Self-assertiveness is honoring your needs, wants and values, and expressing them. It means to stand up for yourself and your beliefs, and to live authentically.

Living purposefully is to use our powers for attaining goals we have consciously (note the recurrent use of that word) selected. Instead of being a cork floating on the sea, you have a compass.

Personal integrity means to live and behave in congruence with our values. This includes being honest in your opinion, being trustworthy, and not being hypocritical.

ALL of these pillars are internally-generated. No one else can raise your self-esteem for you. At least not in a lasting way.

These six pillars are the essence of self-esteem.

Believe it or not all that accounts for one-half of the book. The second half goes into a lot of detail talking self-esteem in a broader sense, such as in culture, in schools, in children, and so forth. This makes it into more than just a personal-development book, but also a comprehensive book on self-esteem as a whole.

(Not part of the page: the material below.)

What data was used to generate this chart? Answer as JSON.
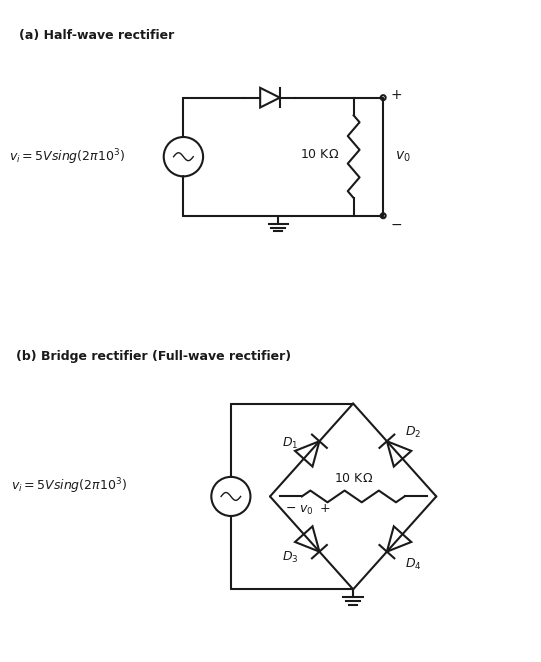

One thing I really loved about the book was the different psychological exercises he gives, most notably stem sentences. They are sentences with the ends missing, and you have to generate 6-10 answers without filtering as fast as you can. This gives you and insight into your subconscious.

Here are some examples from the book:

If I am more accepting of my joy_____.

When I deny and disown my joy_____.

If I am willing to see what I see and know what I know_____.

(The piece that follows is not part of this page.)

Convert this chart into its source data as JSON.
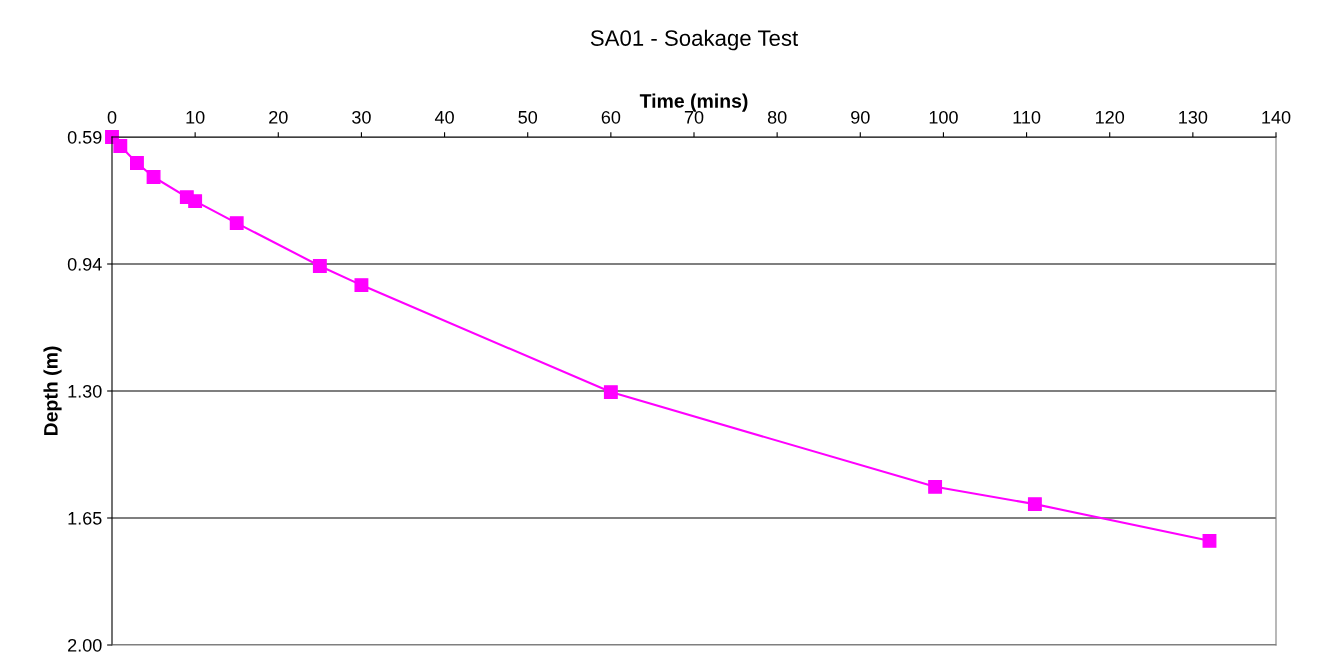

There are no right or wrong answers.

This is a super versatile technique, and at every chapter he gives about 20 different ones. At the end he even has a 31-week program of these for raising self-esteem!

I have been doing the ones related to self-assertiveness since that’s one of my sticking points.

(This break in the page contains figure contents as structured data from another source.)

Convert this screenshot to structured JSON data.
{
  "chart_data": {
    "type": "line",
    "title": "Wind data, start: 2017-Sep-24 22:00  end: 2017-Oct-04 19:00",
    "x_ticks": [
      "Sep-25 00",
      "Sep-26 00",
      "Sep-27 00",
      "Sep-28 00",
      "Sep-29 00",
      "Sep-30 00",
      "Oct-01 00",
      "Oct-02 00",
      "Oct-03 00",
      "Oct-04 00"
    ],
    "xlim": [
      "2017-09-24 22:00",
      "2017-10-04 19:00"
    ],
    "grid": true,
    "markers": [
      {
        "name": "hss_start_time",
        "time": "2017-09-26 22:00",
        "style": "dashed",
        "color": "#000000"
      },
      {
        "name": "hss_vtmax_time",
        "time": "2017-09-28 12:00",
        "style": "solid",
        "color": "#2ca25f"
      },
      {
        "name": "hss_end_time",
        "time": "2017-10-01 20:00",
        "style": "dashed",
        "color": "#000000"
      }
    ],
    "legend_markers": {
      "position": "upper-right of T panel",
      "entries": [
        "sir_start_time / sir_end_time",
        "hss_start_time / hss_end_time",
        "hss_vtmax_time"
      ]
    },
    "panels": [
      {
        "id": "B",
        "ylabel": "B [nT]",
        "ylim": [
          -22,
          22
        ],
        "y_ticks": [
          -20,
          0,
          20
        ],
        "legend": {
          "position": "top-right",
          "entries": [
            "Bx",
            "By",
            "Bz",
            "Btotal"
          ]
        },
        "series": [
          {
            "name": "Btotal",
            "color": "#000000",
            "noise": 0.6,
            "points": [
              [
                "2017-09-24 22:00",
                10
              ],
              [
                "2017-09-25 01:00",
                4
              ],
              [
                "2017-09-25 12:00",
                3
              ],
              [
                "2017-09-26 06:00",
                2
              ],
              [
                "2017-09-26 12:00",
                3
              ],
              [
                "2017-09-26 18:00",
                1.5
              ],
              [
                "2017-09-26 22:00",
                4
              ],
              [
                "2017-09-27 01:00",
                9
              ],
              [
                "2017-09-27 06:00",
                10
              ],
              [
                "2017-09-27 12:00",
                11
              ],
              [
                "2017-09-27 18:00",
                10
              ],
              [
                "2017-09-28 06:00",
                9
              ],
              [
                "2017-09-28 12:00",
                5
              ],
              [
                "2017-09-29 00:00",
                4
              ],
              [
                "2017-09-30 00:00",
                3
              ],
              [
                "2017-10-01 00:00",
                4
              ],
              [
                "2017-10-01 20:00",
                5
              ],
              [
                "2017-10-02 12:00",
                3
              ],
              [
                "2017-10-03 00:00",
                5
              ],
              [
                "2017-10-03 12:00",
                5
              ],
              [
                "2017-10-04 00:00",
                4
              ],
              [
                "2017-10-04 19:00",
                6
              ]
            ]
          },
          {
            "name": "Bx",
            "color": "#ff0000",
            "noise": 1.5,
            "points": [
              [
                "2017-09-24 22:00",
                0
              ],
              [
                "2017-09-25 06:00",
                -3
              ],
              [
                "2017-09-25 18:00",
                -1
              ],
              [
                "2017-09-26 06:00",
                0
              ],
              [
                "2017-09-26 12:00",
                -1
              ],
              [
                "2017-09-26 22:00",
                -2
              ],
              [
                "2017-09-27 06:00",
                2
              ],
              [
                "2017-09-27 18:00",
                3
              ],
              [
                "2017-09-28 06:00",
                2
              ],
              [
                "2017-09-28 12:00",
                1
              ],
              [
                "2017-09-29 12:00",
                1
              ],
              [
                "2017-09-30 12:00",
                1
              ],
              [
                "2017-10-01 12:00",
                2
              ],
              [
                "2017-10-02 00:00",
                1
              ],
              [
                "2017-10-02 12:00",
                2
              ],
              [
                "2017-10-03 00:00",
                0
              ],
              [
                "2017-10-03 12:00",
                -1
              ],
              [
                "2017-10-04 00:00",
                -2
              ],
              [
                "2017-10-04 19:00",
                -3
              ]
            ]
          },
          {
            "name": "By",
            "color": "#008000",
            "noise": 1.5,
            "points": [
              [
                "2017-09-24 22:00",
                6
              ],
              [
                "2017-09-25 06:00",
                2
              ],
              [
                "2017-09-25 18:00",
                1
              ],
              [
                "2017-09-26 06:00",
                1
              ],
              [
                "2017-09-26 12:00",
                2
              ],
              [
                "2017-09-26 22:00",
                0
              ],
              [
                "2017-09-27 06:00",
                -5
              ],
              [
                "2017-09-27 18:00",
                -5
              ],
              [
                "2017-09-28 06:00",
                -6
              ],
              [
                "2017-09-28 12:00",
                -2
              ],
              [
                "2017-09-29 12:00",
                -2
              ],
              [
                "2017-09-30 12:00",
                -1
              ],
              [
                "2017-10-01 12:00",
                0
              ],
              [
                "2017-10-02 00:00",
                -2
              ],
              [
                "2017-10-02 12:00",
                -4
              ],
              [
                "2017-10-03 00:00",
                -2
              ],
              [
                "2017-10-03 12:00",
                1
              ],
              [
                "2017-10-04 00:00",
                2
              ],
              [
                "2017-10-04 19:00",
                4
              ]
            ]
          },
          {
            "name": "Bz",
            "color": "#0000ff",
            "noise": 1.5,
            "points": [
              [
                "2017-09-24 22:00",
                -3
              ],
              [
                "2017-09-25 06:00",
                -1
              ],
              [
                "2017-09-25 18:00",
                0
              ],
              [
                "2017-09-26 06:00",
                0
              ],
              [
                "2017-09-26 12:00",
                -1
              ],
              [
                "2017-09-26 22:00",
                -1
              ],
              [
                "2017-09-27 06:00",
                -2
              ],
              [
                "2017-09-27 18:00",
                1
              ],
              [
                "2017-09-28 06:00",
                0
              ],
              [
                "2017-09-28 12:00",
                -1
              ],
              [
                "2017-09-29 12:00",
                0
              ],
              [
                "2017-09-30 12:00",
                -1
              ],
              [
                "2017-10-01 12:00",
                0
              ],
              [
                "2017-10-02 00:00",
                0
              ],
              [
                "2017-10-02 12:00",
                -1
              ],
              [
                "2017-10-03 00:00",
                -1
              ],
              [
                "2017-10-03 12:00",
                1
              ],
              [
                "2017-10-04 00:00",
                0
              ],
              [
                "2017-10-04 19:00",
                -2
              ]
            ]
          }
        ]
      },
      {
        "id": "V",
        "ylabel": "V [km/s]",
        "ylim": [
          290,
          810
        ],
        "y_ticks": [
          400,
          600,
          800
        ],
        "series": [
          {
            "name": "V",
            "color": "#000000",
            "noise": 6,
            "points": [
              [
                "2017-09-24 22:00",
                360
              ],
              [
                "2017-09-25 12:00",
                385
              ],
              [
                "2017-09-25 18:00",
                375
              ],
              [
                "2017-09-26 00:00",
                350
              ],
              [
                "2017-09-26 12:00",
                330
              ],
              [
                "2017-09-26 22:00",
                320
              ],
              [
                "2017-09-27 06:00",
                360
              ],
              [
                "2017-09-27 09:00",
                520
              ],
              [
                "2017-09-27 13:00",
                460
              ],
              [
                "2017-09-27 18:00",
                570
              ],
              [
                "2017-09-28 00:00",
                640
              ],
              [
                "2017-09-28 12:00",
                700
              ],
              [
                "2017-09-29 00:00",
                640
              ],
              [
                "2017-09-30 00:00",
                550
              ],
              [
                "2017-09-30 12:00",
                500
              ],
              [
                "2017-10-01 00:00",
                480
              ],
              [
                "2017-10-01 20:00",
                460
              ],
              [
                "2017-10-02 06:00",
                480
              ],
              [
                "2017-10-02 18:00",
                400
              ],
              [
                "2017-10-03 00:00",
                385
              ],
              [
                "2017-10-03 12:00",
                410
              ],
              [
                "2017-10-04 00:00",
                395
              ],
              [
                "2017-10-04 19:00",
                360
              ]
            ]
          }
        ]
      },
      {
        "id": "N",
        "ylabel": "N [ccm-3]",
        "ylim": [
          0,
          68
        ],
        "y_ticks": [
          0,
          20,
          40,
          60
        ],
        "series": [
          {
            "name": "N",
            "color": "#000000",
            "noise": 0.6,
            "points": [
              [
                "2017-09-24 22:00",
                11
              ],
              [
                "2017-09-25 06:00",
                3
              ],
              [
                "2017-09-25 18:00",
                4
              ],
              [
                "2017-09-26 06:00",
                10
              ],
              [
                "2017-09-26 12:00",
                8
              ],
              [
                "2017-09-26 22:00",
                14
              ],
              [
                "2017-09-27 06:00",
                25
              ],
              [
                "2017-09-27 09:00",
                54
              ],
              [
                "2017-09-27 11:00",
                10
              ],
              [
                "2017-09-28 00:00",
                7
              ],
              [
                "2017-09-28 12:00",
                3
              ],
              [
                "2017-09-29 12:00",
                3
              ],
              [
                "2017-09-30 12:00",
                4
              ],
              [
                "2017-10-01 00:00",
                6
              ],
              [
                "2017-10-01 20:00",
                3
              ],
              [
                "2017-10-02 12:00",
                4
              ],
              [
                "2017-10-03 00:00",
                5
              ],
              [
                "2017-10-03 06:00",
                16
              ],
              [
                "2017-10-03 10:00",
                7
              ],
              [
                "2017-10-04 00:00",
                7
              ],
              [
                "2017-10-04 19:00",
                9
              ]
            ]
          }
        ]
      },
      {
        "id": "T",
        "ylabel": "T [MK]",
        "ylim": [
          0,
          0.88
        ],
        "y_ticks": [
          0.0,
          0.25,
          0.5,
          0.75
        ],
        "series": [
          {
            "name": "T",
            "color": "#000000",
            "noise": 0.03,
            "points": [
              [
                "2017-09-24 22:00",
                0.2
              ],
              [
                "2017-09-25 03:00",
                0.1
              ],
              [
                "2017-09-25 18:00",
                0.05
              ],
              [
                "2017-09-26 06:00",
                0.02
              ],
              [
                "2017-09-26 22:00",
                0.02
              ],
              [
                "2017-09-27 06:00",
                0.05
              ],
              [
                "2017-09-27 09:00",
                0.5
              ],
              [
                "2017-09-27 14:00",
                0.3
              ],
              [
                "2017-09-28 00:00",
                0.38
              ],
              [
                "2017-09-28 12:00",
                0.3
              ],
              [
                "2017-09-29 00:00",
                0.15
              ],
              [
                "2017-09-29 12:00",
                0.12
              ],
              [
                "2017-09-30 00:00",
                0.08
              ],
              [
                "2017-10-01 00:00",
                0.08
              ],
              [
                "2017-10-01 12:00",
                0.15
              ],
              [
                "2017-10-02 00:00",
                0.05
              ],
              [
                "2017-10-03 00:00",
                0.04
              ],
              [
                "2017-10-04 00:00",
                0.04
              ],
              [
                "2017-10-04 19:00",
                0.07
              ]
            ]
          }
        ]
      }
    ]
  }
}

The last point I want to make about this book is that Nathaniel Branden can be stubborn about his definition and defense of self-esteem, and doesn’t understand the next stages of personal development. Just remember, this book is FANTASTIC for getting into “by me!” But recognize when you need to move forward.

 

Favorite quote:

 

“We can run not only from our dark side but also from our bright side—from anything that threatens to make us stand out or stand alone, or that calls for the awakening of the hero within us, or that asks that we break through to a higher level of consciousness and reach a higher ground of integrity. The greatest crime we commit against ourselves is not that we may deny and disown our shortcomings but that we deny and disown our greatness—because it frightens us. If a fully realized self-acceptance does not evade the worst within us, neither does it evade the best.”

 

The Verdict:

One of the great, comprehensive guide for the raising of self-esteem. Highly recommend for anyone in “to me” (but others may find it useful too!).